The evil that men do lives after them;the good is oft interred with their bones.
– William Shakespeare
For centuries philosophers have argued about the source of human knowledge. Some claim that all thought is constructed by recombining information about the world perceived through the five senses, while others have insisted that true knowledge can only originate by reasoning from certain innate ideas common to all mankind. These grand philosophical schemes were expounded to describe the mind of Man. However, there are rare actual men and women living amongst us, the intuitives, who have an altogether different access to knowledge through ideas that inexplicably enter their mind unsummoned in a sudden burst or flash, as it were, fully formed like the fabled birth of Athena from Zeus’ head. Mary Ma, Chief of Surgery at Madison Hospital in New York, was one such person.
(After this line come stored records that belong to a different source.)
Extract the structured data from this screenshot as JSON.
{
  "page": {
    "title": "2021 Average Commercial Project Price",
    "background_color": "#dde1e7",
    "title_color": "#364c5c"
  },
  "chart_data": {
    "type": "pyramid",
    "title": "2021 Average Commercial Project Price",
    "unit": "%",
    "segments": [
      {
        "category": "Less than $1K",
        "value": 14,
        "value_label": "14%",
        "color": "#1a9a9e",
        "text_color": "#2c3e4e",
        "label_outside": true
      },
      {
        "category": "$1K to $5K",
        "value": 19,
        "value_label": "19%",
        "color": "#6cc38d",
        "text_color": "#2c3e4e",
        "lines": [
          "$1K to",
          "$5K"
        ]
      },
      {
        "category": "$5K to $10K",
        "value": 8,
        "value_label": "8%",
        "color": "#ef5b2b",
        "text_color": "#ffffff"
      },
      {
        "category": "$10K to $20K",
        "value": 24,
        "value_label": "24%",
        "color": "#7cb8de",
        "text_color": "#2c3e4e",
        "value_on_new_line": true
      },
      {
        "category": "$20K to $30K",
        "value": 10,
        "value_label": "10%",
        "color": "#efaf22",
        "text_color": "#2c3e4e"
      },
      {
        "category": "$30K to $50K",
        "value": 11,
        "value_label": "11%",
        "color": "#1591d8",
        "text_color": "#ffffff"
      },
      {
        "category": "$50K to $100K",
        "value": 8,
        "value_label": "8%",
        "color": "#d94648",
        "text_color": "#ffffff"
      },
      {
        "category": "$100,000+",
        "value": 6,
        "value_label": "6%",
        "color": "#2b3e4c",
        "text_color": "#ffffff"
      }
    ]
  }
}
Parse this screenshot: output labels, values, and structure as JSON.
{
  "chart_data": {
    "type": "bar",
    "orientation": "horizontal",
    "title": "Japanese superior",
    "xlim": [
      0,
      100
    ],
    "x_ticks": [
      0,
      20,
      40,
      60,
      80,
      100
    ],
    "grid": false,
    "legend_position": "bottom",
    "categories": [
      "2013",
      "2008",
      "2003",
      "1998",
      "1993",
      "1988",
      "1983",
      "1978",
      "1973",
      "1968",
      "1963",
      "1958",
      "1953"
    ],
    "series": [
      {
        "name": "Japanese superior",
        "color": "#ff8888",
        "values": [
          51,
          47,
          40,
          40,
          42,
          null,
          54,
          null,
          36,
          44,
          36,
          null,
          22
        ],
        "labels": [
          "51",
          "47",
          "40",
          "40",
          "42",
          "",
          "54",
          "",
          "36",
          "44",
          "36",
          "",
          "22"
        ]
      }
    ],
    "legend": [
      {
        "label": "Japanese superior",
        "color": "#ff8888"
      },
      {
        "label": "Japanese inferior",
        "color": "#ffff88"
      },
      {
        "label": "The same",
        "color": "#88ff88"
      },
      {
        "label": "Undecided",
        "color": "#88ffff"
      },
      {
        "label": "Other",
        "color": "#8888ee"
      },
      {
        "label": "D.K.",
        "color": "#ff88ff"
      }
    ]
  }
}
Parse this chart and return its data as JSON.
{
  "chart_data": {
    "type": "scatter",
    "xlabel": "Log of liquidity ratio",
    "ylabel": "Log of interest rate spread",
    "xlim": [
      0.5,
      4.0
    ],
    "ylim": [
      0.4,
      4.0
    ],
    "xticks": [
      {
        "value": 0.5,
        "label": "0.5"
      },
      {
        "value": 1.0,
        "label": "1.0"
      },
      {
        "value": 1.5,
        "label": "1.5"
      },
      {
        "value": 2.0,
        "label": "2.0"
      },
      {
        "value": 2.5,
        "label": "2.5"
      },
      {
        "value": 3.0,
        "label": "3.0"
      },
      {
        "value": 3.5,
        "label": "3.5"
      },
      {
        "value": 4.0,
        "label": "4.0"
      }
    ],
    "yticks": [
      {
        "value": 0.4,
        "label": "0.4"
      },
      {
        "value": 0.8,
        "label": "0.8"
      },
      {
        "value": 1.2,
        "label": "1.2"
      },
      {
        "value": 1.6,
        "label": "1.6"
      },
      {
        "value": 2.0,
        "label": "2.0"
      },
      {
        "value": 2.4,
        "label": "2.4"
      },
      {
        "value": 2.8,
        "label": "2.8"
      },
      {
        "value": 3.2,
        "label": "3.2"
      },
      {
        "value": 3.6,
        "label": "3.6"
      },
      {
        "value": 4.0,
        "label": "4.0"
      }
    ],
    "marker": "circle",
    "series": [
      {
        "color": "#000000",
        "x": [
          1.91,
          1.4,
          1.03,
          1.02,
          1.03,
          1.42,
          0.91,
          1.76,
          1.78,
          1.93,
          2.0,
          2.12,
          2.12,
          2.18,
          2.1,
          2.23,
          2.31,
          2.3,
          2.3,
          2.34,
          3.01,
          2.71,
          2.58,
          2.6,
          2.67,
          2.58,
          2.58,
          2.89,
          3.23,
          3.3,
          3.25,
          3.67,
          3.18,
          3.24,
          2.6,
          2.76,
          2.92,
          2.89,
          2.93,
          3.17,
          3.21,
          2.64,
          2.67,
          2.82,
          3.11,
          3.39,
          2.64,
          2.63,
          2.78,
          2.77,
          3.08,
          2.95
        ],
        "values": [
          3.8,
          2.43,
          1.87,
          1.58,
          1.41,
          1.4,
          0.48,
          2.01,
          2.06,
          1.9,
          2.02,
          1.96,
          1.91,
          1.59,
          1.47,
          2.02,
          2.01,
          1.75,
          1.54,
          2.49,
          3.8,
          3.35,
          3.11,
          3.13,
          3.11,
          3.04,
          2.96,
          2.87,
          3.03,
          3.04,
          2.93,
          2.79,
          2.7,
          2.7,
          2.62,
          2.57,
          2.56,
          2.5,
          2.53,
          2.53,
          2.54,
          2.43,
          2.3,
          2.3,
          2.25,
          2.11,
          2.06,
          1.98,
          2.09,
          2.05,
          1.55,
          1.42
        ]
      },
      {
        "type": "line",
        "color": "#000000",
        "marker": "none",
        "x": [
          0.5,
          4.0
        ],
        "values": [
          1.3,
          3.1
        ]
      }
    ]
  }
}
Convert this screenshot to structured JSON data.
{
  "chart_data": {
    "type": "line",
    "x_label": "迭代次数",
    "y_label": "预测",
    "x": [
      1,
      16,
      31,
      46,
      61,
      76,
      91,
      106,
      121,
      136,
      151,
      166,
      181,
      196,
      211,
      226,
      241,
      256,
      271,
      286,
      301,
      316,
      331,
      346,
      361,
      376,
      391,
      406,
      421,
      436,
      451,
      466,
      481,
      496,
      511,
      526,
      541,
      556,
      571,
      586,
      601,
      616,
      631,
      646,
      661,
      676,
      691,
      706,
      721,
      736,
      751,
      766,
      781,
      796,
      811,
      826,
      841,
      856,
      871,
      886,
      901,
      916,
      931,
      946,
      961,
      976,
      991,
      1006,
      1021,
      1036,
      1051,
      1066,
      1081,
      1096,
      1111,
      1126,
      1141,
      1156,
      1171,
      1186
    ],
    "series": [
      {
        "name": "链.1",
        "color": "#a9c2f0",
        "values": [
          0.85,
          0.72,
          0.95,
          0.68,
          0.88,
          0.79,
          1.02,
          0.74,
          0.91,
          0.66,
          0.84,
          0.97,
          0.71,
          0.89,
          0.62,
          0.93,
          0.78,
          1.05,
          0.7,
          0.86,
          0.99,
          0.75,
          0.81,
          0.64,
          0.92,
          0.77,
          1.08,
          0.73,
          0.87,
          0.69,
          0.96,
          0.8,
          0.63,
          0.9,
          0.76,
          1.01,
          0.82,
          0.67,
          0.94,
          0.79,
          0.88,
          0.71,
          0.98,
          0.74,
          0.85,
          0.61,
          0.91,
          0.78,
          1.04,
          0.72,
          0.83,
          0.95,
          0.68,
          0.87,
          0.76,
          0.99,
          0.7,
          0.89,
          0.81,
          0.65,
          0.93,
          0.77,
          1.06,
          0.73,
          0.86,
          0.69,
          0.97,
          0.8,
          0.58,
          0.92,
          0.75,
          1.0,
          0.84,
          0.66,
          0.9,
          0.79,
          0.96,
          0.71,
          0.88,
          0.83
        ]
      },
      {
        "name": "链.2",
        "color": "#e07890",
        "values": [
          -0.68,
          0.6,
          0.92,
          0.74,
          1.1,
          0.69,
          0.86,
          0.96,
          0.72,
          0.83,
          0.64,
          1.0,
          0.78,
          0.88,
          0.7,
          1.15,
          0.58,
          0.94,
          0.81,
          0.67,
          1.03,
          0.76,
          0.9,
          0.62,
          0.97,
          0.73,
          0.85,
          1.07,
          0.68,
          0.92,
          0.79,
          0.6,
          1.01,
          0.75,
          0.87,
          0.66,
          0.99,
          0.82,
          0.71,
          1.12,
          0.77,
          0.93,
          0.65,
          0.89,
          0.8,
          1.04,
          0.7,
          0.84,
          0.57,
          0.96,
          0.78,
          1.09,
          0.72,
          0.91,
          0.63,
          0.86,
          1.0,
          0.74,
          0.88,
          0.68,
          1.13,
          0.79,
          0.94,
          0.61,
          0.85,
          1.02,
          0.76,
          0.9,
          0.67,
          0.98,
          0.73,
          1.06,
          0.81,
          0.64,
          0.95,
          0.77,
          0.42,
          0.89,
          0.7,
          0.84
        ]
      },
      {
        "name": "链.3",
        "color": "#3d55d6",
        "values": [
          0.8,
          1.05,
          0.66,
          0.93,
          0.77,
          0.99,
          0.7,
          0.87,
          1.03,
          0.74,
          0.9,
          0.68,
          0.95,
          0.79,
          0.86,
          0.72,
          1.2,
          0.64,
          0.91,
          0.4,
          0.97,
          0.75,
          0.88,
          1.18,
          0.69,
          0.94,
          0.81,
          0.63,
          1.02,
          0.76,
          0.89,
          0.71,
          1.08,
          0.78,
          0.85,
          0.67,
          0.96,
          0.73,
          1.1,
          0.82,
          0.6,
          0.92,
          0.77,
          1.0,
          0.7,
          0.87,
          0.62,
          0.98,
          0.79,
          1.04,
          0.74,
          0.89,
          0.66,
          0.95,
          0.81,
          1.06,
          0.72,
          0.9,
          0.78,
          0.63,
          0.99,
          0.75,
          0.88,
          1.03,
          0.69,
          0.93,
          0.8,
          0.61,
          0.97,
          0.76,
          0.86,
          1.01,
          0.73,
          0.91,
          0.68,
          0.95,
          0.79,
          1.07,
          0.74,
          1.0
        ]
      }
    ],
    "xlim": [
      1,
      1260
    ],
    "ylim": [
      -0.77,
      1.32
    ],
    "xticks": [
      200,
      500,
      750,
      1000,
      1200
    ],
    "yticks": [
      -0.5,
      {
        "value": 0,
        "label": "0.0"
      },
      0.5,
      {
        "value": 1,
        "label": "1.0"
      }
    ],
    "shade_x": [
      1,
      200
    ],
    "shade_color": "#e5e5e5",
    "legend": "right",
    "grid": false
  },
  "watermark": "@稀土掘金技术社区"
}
Looking back, Mary could not say when she first became aware of possessing this power, which manifested itself to her as the ability to always make the right choice.
● ● ●
But something quite unexpected happened soon after Mary Ma came to Madison. The cases in which she assisted when no regular staff surgeon would serve suddenly started doing better, with shorter operating times and fewer post-operative complications. During surgery itself, the more challenged primary surgeons would gratefully follow her kind, non-intimidating yet authoritative suggestions. Afterwards, the nurses came to rely on her for salutary post-operative care decisions. Within several months, even some of the better staff surgeons began requesting her to assist them and happily turned their post-operative responsibilities over to her at night. Predictably, this caused some inter-staff tensions as many of the second-tier surgeons depended upon their assistant fees. While the mediocre ones grumbled, the better surgeons were actually relieved for the support, since they could spend more of their time with their own private patients.
● ● ●
After reviewing the facts of the matter, Mary Ma came to believe that the presence of Augusta Wight at Madison was the proximate cause of her ebbing power and decided that she had to be expunged. She spent several days examining different scenarios and settled on succinylcholine, a drug that paralyzes the body’s muscles, including those necessary for breathing. It was readily available in the operating rooms, being used routinely by anesthesiologists during surgery, and it was nearly impossible to detect after death.